Henry Bright March 29, 2012 at 02:53 PM
Cathy, on the new "sales tax on real estate transactions" you are wildly off the mark. There is no sales tax. There is an income tax, imposed on capital gains on real estate. For a joint return, the tax is only on the gain in excess of $500,000, and only if adjusted gross income is over $250,000. So if a couple sells their house and has a gain of $550,000, and their adjusted gross income (which excludes the first $500,000 of the gain) is $400,000, the tax is imposed only on $50,000, and amounts to $1750. Only a tiny fraction of taxpayers will ever pay this tax, especially nowadays when hardly anyone has any gain at all on selling their house. It may be true that states could require coverage for kids under age 26, but most have not done so and many would never do so voluntarily. I cannot imagine the current Florida Governor and/or legislature doing that. An article in the Washington Post, reprinted in today's Herald Tribune, headed "On Both Sides, Costs Misrepresented" says that the claim that the price tag is twice as much as originally thought is incorrect, since "the year by year budget numbers show little change in cost estimates". Read the article. It is really unfortunate that there is so much false information being circulated by people who want to see Obama defeated. I do heartily endorse the sentiment that elected representatives should honor their oath of office. I don't think that making the defeat of Obama the primary objective meets this criterion.
Henry Bright March 29, 2012 at 02:54 PM
Correction: In my previous example, the tax rate is 3.8% so the tax in the example would be $1900, not $1750.

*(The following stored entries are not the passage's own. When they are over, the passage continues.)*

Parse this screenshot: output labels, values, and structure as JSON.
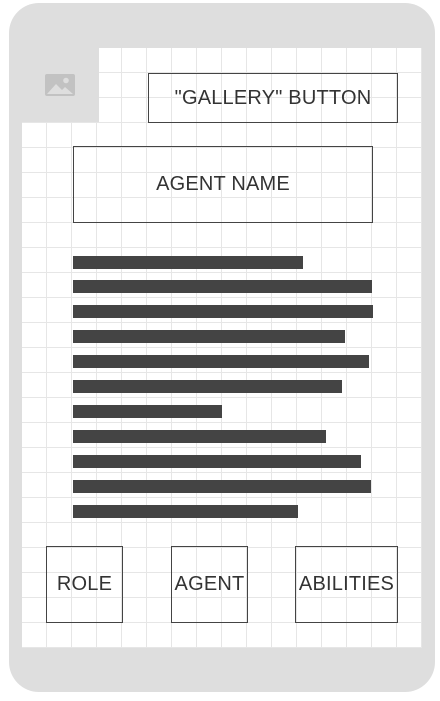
{
  "header": {
    "image_icon": "image-icon",
    "gallery_button_label": "\"GALLERY\" BUTTON"
  },
  "agent": {
    "name_label": "AGENT NAME",
    "description_placeholder_lines": 11
  },
  "tabs": [
    {
      "label": "ROLE"
    },
    {
      "label": "AGENT"
    },
    {
      "label": "ABILITIES"
    }
  ]
}
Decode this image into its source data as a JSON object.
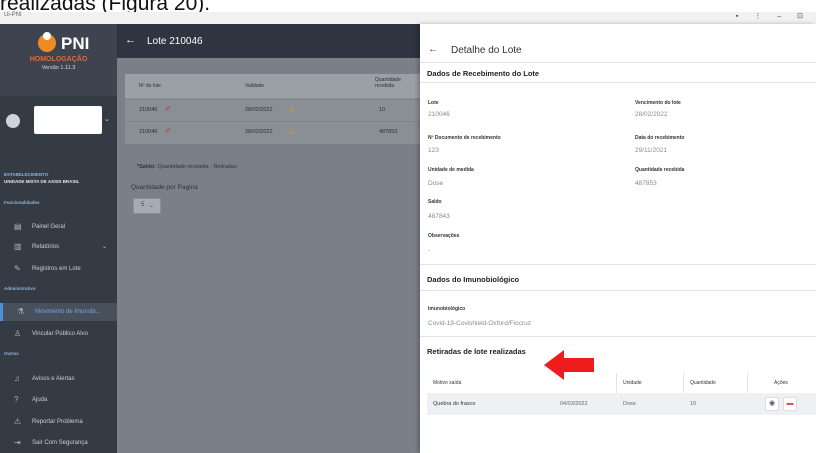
{
  "caption": "realizadas (Figura 20).",
  "window": {
    "title": "Ui-PNI",
    "controls": "▪ ⋮ – ⊡"
  },
  "sidebar": {
    "logo_text": "PNI",
    "environment": "HOMOLOGAÇÃO",
    "version": "Versão 1.11.3",
    "establishment_label": "ESTABELECIMENTO",
    "establishment_name": "UNIDADE MISTA DE ASSIS BRASIL",
    "section_funcionalidades": "Funcionalidades",
    "section_administrativo": "Administrativo",
    "section_outros": "Outros",
    "items": [
      {
        "label": "Painel Geral",
        "icon": "dashboard-icon"
      },
      {
        "label": "Relatórios",
        "icon": "reports-icon"
      },
      {
        "label": "Registros em Lote",
        "icon": "edit-icon"
      },
      {
        "label": "Movimento de Imunobi...",
        "icon": "flask-icon"
      },
      {
        "label": "Vincular Público Alvo",
        "icon": "user-icon"
      },
      {
        "label": "Avisos e Alertas",
        "icon": "bell-icon"
      },
      {
        "label": "Ajuda",
        "icon": "help-icon"
      },
      {
        "label": "Reportar Problema",
        "icon": "report-icon"
      },
      {
        "label": "Sair Com Segurança",
        "icon": "logout-icon"
      }
    ]
  },
  "main": {
    "title": "Lote 210046",
    "columns": [
      "Nº do lote",
      "Validade",
      "Quantidade recebida"
    ],
    "rows": [
      {
        "lote": "210046",
        "validade": "28/02/2022",
        "quantidade": "10"
      },
      {
        "lote": "210046",
        "validade": "28/02/2022",
        "quantidade": "487853"
      }
    ],
    "saldo_bold": "*Saldo:",
    "saldo_note": "Quantidade recebida - Retiradas",
    "per_page_label": "Quantidade por Pagina",
    "per_page_value": "5"
  },
  "panel": {
    "title": "Detalhe do Lote",
    "receb_title": "Dados de Recebimento do Lote",
    "fields": {
      "lote_label": "Lote",
      "lote_value": "210046",
      "venc_label": "Vencimento do lote",
      "venc_value": "28/02/2022",
      "doc_label": "Nº Documento de recebimento",
      "doc_value": "123",
      "data_label": "Data do recebimento",
      "data_value": "29/11/2021",
      "un_label": "Unidade de medida",
      "un_value": "Dose",
      "qtd_label": "Quantidade recebida",
      "qtd_value": "487853",
      "saldo_label": "Saldo",
      "saldo_value": "487843",
      "obs_label": "Observações",
      "obs_value": "-"
    },
    "imuno_title": "Dados do Imunobiológico",
    "imuno_label": "Imunobiológico",
    "imuno_value": "Covid-19-Covishield-Oxford/Fiocruz",
    "retiradas_title": "Retiradas de lote realizadas",
    "ret_columns": [
      "Motivo saída",
      "",
      "Unidade",
      "Quantidade",
      "Ações"
    ],
    "ret_row": {
      "motivo": "Quebra do frasco",
      "data": "04/03/2022",
      "unidade": "Dose",
      "quantidade": "10"
    }
  },
  "colors": {
    "arrow": "#ee1c1c",
    "active": "#4a8fd8",
    "logo": "#f08a24"
  }
}
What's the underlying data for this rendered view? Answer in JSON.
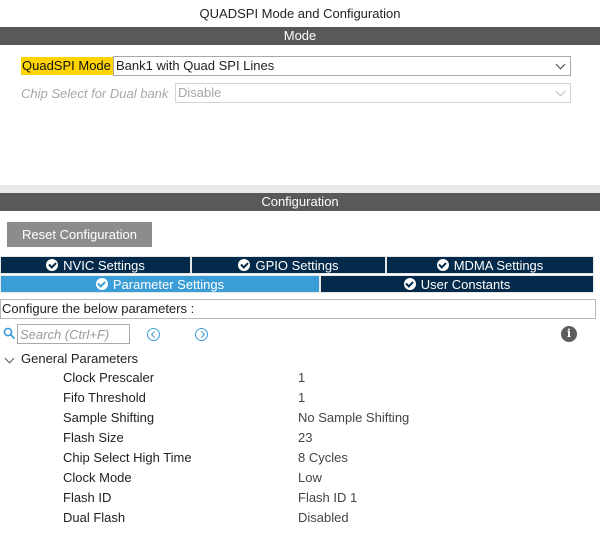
{
  "window": {
    "title": "QUADSPI Mode and Configuration"
  },
  "mode_section": {
    "header": "Mode",
    "quadspi_mode": {
      "label": "QuadSPI Mode",
      "value": "Bank1 with Quad SPI Lines"
    },
    "chip_select": {
      "label": "Chip Select for Dual bank",
      "value": "Disable"
    }
  },
  "config_section": {
    "header": "Configuration",
    "reset_label": "Reset Configuration",
    "tabs": [
      {
        "label": "NVIC Settings"
      },
      {
        "label": "GPIO Settings"
      },
      {
        "label": "MDMA Settings"
      },
      {
        "label": "Parameter Settings"
      },
      {
        "label": "User Constants"
      }
    ],
    "configure_text": "Configure the below parameters :",
    "search": {
      "placeholder": "Search (Ctrl+F)"
    },
    "group_title": "General Parameters",
    "parameters": [
      {
        "name": "Clock Prescaler",
        "value": "1"
      },
      {
        "name": "Fifo Threshold",
        "value": "1"
      },
      {
        "name": "Sample Shifting",
        "value": "No Sample Shifting"
      },
      {
        "name": "Flash Size",
        "value": "23"
      },
      {
        "name": "Chip Select High Time",
        "value": "8 Cycles"
      },
      {
        "name": "Clock Mode",
        "value": "Low"
      },
      {
        "name": "Flash ID",
        "value": "Flash ID 1"
      },
      {
        "name": "Dual Flash",
        "value": "Disabled"
      }
    ]
  },
  "colors": {
    "section_bar": "#595959",
    "highlight": "#ffd400",
    "tab_dark": "#032a4b",
    "tab_active": "#3b9dd6",
    "button": "#8c8c8c"
  },
  "icons": [
    "check-circle-icon",
    "search-icon",
    "chevron-left-icon",
    "chevron-right-icon",
    "info-icon",
    "chevron-down-icon"
  ]
}
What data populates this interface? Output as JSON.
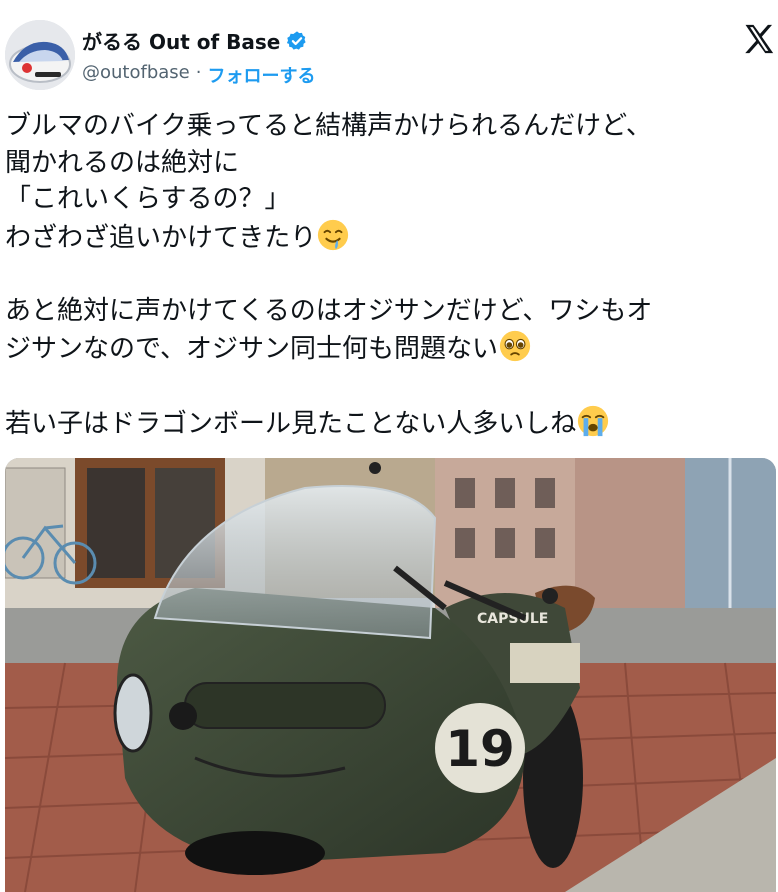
{
  "author": {
    "display_name": "がるる Out of Base",
    "handle": "@outofbase",
    "separator": "·",
    "follow_label": "フォローする"
  },
  "tweet": {
    "lines": [
      "ブルマのバイク乗ってると結構声かけられるんだけど、",
      "聞かれるのは絶対に",
      "「これいくらするの？」",
      "わざわざ追いかけてきたり",
      "",
      "あと絶対に声かけてくるのはオジサンだけど、ワシもオ",
      "ジサンなので、オジサン同士何も問題ない",
      "",
      "若い子はドラゴンボール見たことない人多いしね"
    ]
  },
  "media": {
    "bike_number": "19",
    "bike_badge": "CAPSULE"
  },
  "icons": {
    "verified": "verified-badge-icon",
    "platform": "x-logo-icon",
    "emoji_1": "drooling-face-emoji",
    "emoji_2": "pleading-face-emoji",
    "emoji_3": "loudly-crying-face-emoji"
  },
  "colors": {
    "link": "#1d9bf0",
    "secondary_text": "#536471",
    "verified": "#1d9bf0"
  }
}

Henry Bright March 29, 2012 at 03:02 PM
Many doctors are not accepting new Medicare patients because they feel the Medicare reimbursement rates are too low. If Medicare rates were higher, doctors would be more willing but healthcare costs would increase even faster. The doctors may be right, but there is something rotten in the private sector also. How else do you account for the fact that I get a bill for about $1200 for which the Medicare allowed payment is only about $100.
Cathy March 29, 2012 at 04:03 PM
Under a Rep Gov, CT, instituted kids living @ home up to age 26 could remain on their parents policy. Let's try asking our Gov to do the same. CT Medicade program was under $200 a month per person 3 years ago, with no pre-existing exemption conditions and a Million $ life time cap on benefits. So in the event of catistrofic illness, the gov't program leaves medicade customers without sufficient coverage because a millinon dollars doesnt go far these days. The gov't isn't be able to protect anyone from having to pay for (medical) services. The safety net system we currently have is not strong enough to support us all. Then, the costs went from under $200 to $446 per month per person so a family of 4 that earns $40 or even $60,000 per year is further strapped to put food on the table while bing forced into the gov't program because the regs 'allow' priviate insurance companies to not insure a significant portion of the population 'necessarly' 'forcing' govt to come to the rescue.. Inefficient bureaucratic interference only adds to the cost of our collective health care because the businesses have to spread their loss by charging outrageous fees. For $21,408 one should be able to purchase a much better policy than the gov't/Medicaid product 'they'have created. And while I mis-spoke about the additional cost to home owners/sellers technically, I still do not see where it is appropriate or helpful to resolving healthcare cost issues.